Daddy’s Study
A small room with a window to the world.
Daddy’s office was up the stairs in the small room to the left.
His office, created in the late 1950s to early 1960s, was usually called “the study.”
He made his own desk. High-grade plywood with a gray, wood-grain Formica desktop. The venerated desk rested on four mid-century modern screw-on legs. Google that leg style. You will see what I mean.
The desk faced two double-hung dormer windows that looked north over the backyard, the “orchard,” and into the forest.
A few hundred yards north, a small chapel sat above the river. Daddy began his married life as a rural missionary pastor at that chapel.
The study’s wooden shelves were full of books. Bibles and Bible commentaries. Books on theology, psychology, history, preaching, prayer, music, ecclesiology, and education. Devotionals. Classic literature. Novels. Adventure books. There was a file cabinet full of Bible study documents, church documents, and Christian education documents.
When I was a young boy, I studied the titles and the heft of all those books. I opened them and saw pages and pages of words. I was intimidated. Surely, these books are beyond me, I thought. Surely, they are for someone else.
One day, I found the little spiral-bound booklet that contained the words Daddy used at weddings and funerals. I remember reading the typed words “Dearly Beloved, We are gathered here . . .”
I did eventually begin to read the books in the study.
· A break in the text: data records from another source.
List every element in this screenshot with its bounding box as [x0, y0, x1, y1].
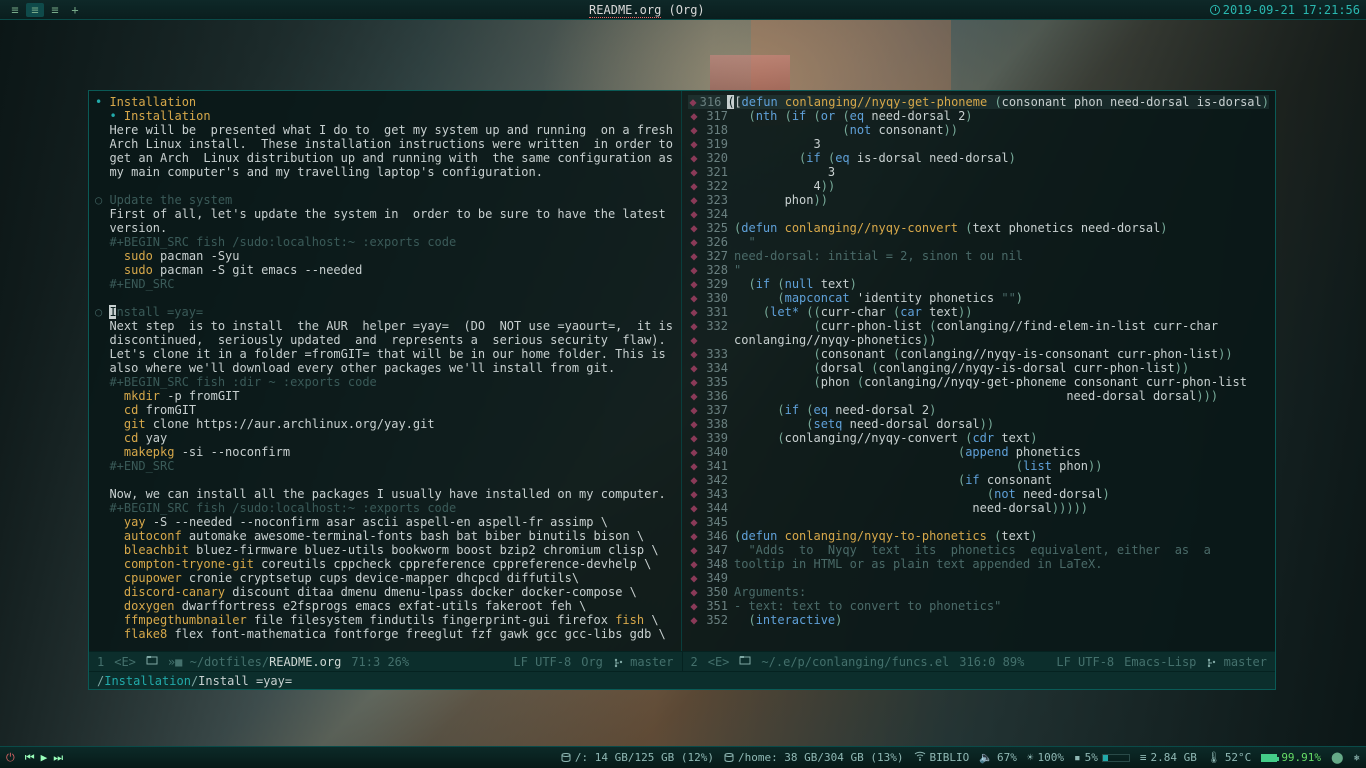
left-pane-org[interactable]: • Installation • Installation Here will …	[89, 91, 682, 651]
battery-text: 99.91%	[1281, 751, 1321, 764]
wm-layout-3[interactable]: ≡	[46, 3, 64, 17]
folder-icon	[739, 654, 751, 669]
power-icon[interactable]: ⏻	[6, 751, 15, 765]
ml-path: »■ ~/dotfiles/README.org	[168, 655, 341, 669]
cpu-icon: ▪	[1074, 751, 1081, 764]
mr-git-branch: master	[1206, 655, 1267, 669]
battery: 99.91%	[1261, 751, 1321, 764]
disk-icon	[561, 753, 571, 763]
taskbar: ⏻ ⏮ ▶ ⏭ /: 14 GB/125 GB (12%) /home: 38 …	[0, 746, 1366, 768]
title-filename: README.org	[589, 3, 661, 18]
window-titlebar: ≡ ≡ ≡ + README.org (Org) 2019-09-21 17:2…	[0, 0, 1366, 20]
volume-icon: 🔈	[979, 751, 993, 764]
disk-root-text: /: 14 GB/125 GB (12%)	[575, 751, 714, 764]
ram-icon: ≡	[1140, 751, 1147, 764]
temperature: 🌡 52°C	[1207, 751, 1251, 764]
wifi-icon	[914, 751, 926, 764]
location-icon[interactable]: ⎈	[1353, 751, 1360, 764]
ram-text: 2.84 GB	[1150, 751, 1196, 764]
mr-winnum: 2	[691, 655, 698, 669]
title-mode: (Org)	[669, 3, 705, 17]
media-next-icon[interactable]: ⏭	[53, 751, 63, 765]
emacs-frame: • Installation • Installation Here will …	[88, 90, 1276, 690]
disk-home: /home: 38 GB/304 GB (13%)	[724, 751, 904, 764]
ml-evil-state: <E>	[114, 655, 136, 669]
ml-git-branch: master	[613, 655, 674, 669]
clock: 2019-09-21 17:21:56	[1210, 3, 1360, 17]
breadcrumb-2: Install =yay=	[198, 674, 292, 688]
ml-major-mode: Org	[581, 655, 603, 669]
modeline-row: 1 <E> »■ ~/dotfiles/README.org 71:3 26% …	[89, 651, 1275, 671]
wm-layout-buttons: ≡ ≡ ≡ +	[6, 3, 84, 17]
wm-layout-1[interactable]: ≡	[6, 3, 24, 17]
wm-layout-2-active[interactable]: ≡	[26, 3, 44, 17]
mr-path: ~/.e/p/conlanging/funcs.el	[761, 655, 949, 669]
disk-icon	[724, 753, 734, 763]
modeline-right: 2 <E> ~/.e/p/conlanging/funcs.el 316:0 8…	[682, 651, 1276, 671]
wifi-text: BIBLIO	[930, 751, 970, 764]
breadcrumb-bar: /Installation/Install =yay=	[89, 671, 1275, 689]
clock-text: 2019-09-21 17:21:56	[1223, 3, 1360, 17]
ml-winnum: 1	[97, 655, 104, 669]
modeline-left: 1 <E> »■ ~/dotfiles/README.org 71:3 26% …	[89, 651, 682, 671]
media-play-icon[interactable]: ▶	[41, 751, 48, 764]
cpu: ▪ 5%	[1074, 751, 1130, 764]
ml-encoding: LF UTF-8	[513, 655, 571, 669]
wm-add-button[interactable]: +	[66, 3, 84, 17]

One book that particularly fascinated me was a thick old textbook from my mother’s college days. Abnormal Psychology & Life was the title. It was amusing to imagine my twenty-something mother back in college in downtown Chicago, dutifully reading her weird psychology text. For a time, this book inspired me to consider psychology as a profession. I even picked out my grad school: Rosemead School of Psychology in California. I did not become a psychologist, but I did discover that the human mind is a fascinating mystery, and I eventually discovered what my personality type was, at least according to the Myers-Briggs Type Indicator (MBTI). That answered a lot of questions, ha-ha.
Daddy’s study was a place to spend many hours with books: imagination and the world of reality.
I have more than once thought that I should have spent more of my youth reading those books in the study and less time sitting in a school desk, chatting with classmates about nonsense.
The study included more than books and papers. In the study closet was a small metal box. I took it out once in a while and examined its contents. Inside were some of Daddy’s U.S. Army artifacts and other mementoes from his life before marriage and family. His military medals and patches. Some old photos. Wooden ink stamps. Small wood carvings of horses. A small chain, with links all carved from wood.
There was marvel and wonder in the study. And who was this man who studied here? Scholar, preacher, pastor, singer, carpenter, entrepreneur, farmer, father.
The study is gone, but the empty room remains. Daddy is gone, but his legacy remains.